Kate nods—a short, tight nod. “Yeah,” she answers. “That was me.” She pauses. “You had to know that.”

The two women stare at each other. Miranda looks away first.

“Sit down,” Kate orders her. “I don’t think you should hear what I’m going to tell you standing up.”

Miranda crosses the room and slumps into the seat behind her desk. Kate remains standing, the old wooden desk a protective barrier between them. So this is where ambition gets you, she thinks, when you don’t have a moral base to fall back on. It’s something she needs to remember, in her own life.

“You said over the phone this was a matter of life and death,” Miranda says quietly. “You weren’t kidding, were you?”

Kate nods. She realizes she’s never felt so clear and centered in her life.

“You’ve been living a lie. For a long, long time.”

She forces herself to stay calm, to keep her own voice on an even keel. Even though she is in control, for the first time in her dealings with this woman, her guts are churning.

“Yes,” Miranda admits. “I have. We—” her arms extends towards the breakfront, towards the pictures of her husband, daughter, mother-in-law—“we all have.” She sits up straighter. “What do you plan to do with this?” she asks, indicating the documents.

“That depends on the answers I get to the questions I’m going to ask you.”

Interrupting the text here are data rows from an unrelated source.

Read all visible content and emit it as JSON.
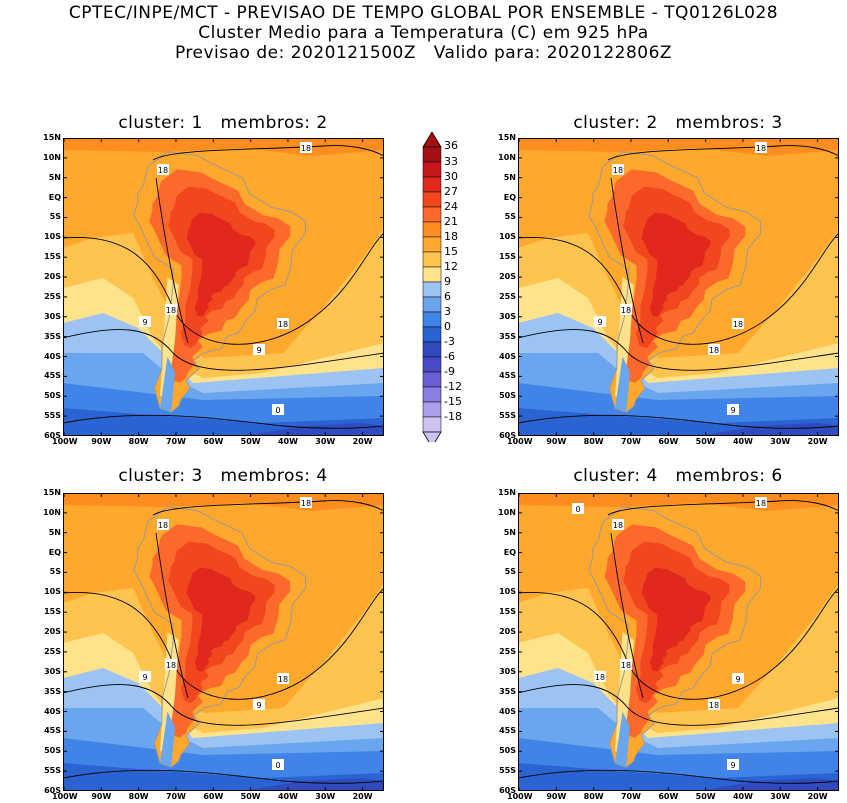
{
  "header": {
    "line1": "CPTEC/INPE/MCT - PREVISAO DE TEMPO GLOBAL POR ENSEMBLE - TQ0126L028",
    "line2": "Cluster Medio para a Temperatura (C) em 925 hPa",
    "line3": "Previsao de: 2020121500Z   Valido para: 2020122806Z"
  },
  "panels": [
    {
      "title": "cluster: 1   membros: 2",
      "labels": [
        "18",
        "18",
        "18",
        "9",
        "18",
        "9",
        "0"
      ]
    },
    {
      "title": "cluster: 2   membros: 3",
      "labels": [
        "18",
        "18",
        "18",
        "9",
        "18",
        "18",
        "9"
      ]
    },
    {
      "title": "cluster: 3   membros: 4",
      "labels": [
        "18",
        "18",
        "18",
        "9",
        "18",
        "9",
        "0"
      ]
    },
    {
      "title": "cluster: 4   membros: 6",
      "labels": [
        "18",
        "18",
        "18",
        "18",
        "9",
        "18",
        "9",
        "0"
      ]
    }
  ],
  "lat_ticks": [
    "15N",
    "10N",
    "5N",
    "EQ",
    "5S",
    "10S",
    "15S",
    "20S",
    "25S",
    "30S",
    "35S",
    "40S",
    "45S",
    "50S",
    "55S",
    "60S"
  ],
  "lon_ticks": [
    "100W",
    "90W",
    "80W",
    "70W",
    "60W",
    "50W",
    "40W",
    "30W",
    "20W"
  ],
  "colorbar": {
    "labels": [
      "36",
      "33",
      "30",
      "27",
      "24",
      "21",
      "18",
      "15",
      "12",
      "9",
      "6",
      "3",
      "0",
      "-3",
      "-6",
      "-9",
      "-12",
      "-15",
      "-18"
    ],
    "colors": [
      "#a50f15",
      "#c8171c",
      "#e0281d",
      "#f2461f",
      "#fb6a2a",
      "#fd8d1f",
      "#fea82e",
      "#fec44f",
      "#fee38b",
      "#9dc3f3",
      "#6aa6ee",
      "#3f84e6",
      "#2a63d2",
      "#2f4cbf",
      "#4a4ac8",
      "#6a5fd6",
      "#8a7fe2",
      "#ac9feb",
      "#cfc3f5"
    ]
  }
}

“What if I can’t answer them?”

“You better hope to God you can, lady. Because if I leave here without getting all the answers I came for, I’m going to the DA, the
News-Press
, and every TV and radio station in town. And I’m giving them all this.” She takes some more papers out of her day pack, lays them on the desk in front of Miranda. “There’s more,” she adds. “Lots more.”

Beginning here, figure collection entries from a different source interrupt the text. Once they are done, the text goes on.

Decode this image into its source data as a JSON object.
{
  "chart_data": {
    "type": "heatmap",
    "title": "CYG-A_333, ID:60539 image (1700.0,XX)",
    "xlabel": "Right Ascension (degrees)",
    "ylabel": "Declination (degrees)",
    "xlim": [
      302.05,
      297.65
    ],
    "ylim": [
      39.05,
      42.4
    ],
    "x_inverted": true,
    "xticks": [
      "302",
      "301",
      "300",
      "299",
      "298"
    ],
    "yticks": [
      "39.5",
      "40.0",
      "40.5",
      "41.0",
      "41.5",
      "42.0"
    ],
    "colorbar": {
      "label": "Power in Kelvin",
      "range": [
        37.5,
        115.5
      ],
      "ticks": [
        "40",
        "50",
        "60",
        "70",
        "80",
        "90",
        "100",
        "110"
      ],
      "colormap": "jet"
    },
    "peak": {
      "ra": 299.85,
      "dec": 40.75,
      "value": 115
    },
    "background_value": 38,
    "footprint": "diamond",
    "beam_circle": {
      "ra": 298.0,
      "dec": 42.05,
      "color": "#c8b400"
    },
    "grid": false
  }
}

Miranda glances at the papers, looks up at Kate, then down at the papers again, as she realizes the scope of what it is that’s in front of her. Slowly, her hand trembling noticeably, she picks the papers up and scrutinizes them carefully.

“Where did you get this information? This information is privileged,” Miranda protests feebly. “You have no right to this.”

“Big fucking deal. The thing is, I
do
have it. And by the way,” she adds, “I made copies of all this stuff. They’re tucked away in a nice, safe place, but if anything bad happens to me they’ll immediately see the light of day. I’ve finally learned how to take care of myself,” she informs Miranda.

Gingerly, Miranda touches the papers on her desk, as if they were alive and lethal. “Why are you here?” she manages to ask. “If you’re thinking of blackmailing me—”

“Don’t insult me, goddamn you!” Kate spits. “You’ve done that already. That fat deposit into my bank account, paying off my hospital bills—that wasn’t out of the goodness of your heart. You don’t have any goodness of heart.”

“That money was because you saved my daughter,” Miranda insists. “There was no evil motive behind it. You’re wrong if that’s what you think.”

“Oh, cut the shit! That was a payoff, pure and simple.” She glares at Miranda. “You tried to buy me off with your friends in the Mexican Mafia or whoever the fuck those men were down in Oxnard, and that didn’t work. Then you did the seduction bit—that didn’t stop me, either. So then you figured, might as well take the direct approach, kill the bitch off—and somehow, through some miracle, that failed, too. Now you’re really getting desperate, so you tried to buy me off again, you came at it from another direction, sugar-coating it with apologies and ‘Thank you for saving my poor baby’s life.’” She shakes her head in wonder. “You fuck me and then you try to kill me. You are some piece of work, lady.”